A Critical Case of Wanderlust

Eden, National Geography, Nat Geo Wild, and the Travel channel have become common place on my TV and have entwined the urge to travel to foreign lands into the fabric of my being.

Deep huh? I’m not joking.

It’s such an odd feeling. I would usually sit at my computer screen and scroll for hours through YouTube videos or through the pages of my favourite Tumblr blogs however, somehow, recently I haven’t wanted to do that at all. I’ve been researching into taking a year-long gap year to some of the most beautiful places in the world. It’s a lot harder than anyone would first think, so much goes into planning such a trip, but isn’t that part of the fun? I have a list of places I would like to go to and see however my research has uncovered that I am a traveller that wants to go everywhere and anywhere and so I have had to think really hard about where I want to go and what I want to do.

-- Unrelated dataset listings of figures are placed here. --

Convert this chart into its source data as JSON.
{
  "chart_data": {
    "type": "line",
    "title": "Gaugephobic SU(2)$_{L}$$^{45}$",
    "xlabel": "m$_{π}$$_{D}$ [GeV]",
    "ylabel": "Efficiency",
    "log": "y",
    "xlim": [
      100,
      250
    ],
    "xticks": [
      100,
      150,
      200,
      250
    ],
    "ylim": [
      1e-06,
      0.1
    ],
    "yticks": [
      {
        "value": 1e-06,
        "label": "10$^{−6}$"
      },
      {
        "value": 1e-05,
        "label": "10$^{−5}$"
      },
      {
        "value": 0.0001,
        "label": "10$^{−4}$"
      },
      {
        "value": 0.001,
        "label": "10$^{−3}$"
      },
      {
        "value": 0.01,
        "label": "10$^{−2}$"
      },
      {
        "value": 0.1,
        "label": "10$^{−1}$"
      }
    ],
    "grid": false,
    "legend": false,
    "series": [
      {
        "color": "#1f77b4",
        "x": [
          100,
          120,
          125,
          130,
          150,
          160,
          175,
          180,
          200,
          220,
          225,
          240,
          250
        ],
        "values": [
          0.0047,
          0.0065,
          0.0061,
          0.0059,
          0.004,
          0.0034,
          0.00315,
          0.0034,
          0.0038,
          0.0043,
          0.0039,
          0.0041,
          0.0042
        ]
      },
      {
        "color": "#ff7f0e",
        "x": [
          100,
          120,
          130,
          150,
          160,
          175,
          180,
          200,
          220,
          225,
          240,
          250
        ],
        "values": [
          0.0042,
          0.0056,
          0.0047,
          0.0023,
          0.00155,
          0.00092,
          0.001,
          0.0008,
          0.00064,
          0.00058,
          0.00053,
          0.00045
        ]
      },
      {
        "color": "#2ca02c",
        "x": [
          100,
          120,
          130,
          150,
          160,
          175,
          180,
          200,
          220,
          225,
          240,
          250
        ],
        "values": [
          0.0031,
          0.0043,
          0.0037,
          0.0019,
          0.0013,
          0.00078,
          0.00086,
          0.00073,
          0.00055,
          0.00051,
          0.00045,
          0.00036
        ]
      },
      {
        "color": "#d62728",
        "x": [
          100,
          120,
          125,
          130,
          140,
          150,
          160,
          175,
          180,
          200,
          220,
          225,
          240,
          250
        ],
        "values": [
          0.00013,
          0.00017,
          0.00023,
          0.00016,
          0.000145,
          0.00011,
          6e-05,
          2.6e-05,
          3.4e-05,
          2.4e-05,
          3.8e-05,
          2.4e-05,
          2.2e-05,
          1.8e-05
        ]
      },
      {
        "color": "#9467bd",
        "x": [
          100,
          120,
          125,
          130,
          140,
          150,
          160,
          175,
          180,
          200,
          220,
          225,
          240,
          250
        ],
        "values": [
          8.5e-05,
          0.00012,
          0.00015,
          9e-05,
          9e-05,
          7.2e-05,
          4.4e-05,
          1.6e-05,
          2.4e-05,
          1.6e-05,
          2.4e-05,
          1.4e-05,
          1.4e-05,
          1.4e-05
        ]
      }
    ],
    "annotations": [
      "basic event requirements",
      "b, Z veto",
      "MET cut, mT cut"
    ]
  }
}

Ultimately, for me, this would be a learning experience. I hope to become involved in some of the programmes I’ve researched, one being teaching English to children in China for 6 months (easier, and not as costly as one might think.) I want to emerge myself within culture and taste foreign foods, smell foreign smells and see foreign sights. I’m not interested in a tourist holiday, yes I want to see the sights but I wouldn’t mind going off of the beaten track aswell. It’s all early days, but hey, I’m going to need a lot of time to plan.

Here’s my list;

China, Vietnam, Thailand, India, Tanzania, Rio De Janeiro

and here’s my goodnight….

I beg young people to travel. If you don’t have a passport, get one. Take a summer, get a backpack and go to Delhi, go to Saigon, go to Bangkok, go to Kenya. Have your mind blown, eat interesting food, dig some interesting people, have an adventure, be careful. Come back and you’re going to see your country differently, you’re going to see your president differently, no matter who it is. Music, culture, food, water. You’re going to get a sense of what globalization looks like. It’s not what Tom Friedman writes about, I’m sorry. You’re going to see that global climate change is very real. And that for some people, their day consists of walking 12 miles for four buckets of water. And so there are lessons that you can’t get out of a book that are waiting for you at the other end of that flight. A lot of people come back and go, “ooooooh.” And the lightbulb goes on.”